Rogue posa le gobelet sur le bureau en regardant alternativement Harry et Lupin.
– Je montrais à Harry mon strangulot, dit Lupin d’un ton badin.
– Fascinant, répondit Rogue sans jeter le moindre regard à la créature. Vous devriez boire ça tout de suite, Lupin.
– C’est ce que je vais faire.
– J’en ai fait tout un chaudron, poursuivit Rogue. Si vous en avez encore besoin…
– J’en reprendrai sans doute demain. Merci beaucoup, Severus.
– Je vous en prie, répondit Rogue.
Harry remarqua une lueur désagréable dans son regard. Rogue sortit de la pièce sans un sourire, l’air plutôt méfiant.

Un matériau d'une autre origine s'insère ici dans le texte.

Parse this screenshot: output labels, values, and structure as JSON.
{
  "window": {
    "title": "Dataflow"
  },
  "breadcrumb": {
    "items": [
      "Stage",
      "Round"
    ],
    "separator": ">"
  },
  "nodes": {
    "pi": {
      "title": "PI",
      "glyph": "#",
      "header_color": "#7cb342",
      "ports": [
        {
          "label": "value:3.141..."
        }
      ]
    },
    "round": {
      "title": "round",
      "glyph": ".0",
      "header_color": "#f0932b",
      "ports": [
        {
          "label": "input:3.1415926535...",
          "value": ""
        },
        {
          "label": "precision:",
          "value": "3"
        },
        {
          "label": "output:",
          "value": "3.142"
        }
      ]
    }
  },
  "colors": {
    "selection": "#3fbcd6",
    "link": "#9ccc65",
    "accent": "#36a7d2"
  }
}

Intrigué, Harry regarda le gobelet. Lupin eut un sourire.
– Le professeur Rogue m’a très gentiment préparé une potion, dit-il. Je n’ai jamais très bien su fabriquer les potions et celle-ci est particulièrement compliquée.
Il prit le gobelet, en renifla le contenu et fit une grimace.
– Dommage que le sucre en neutralise les effets, ajouta-t-il en buvant une gorgée qui le fit frissonner.
– Pourquoi est-ce que… ? commença Harry.
Lupin le regarda et répondit à sa question inachevée.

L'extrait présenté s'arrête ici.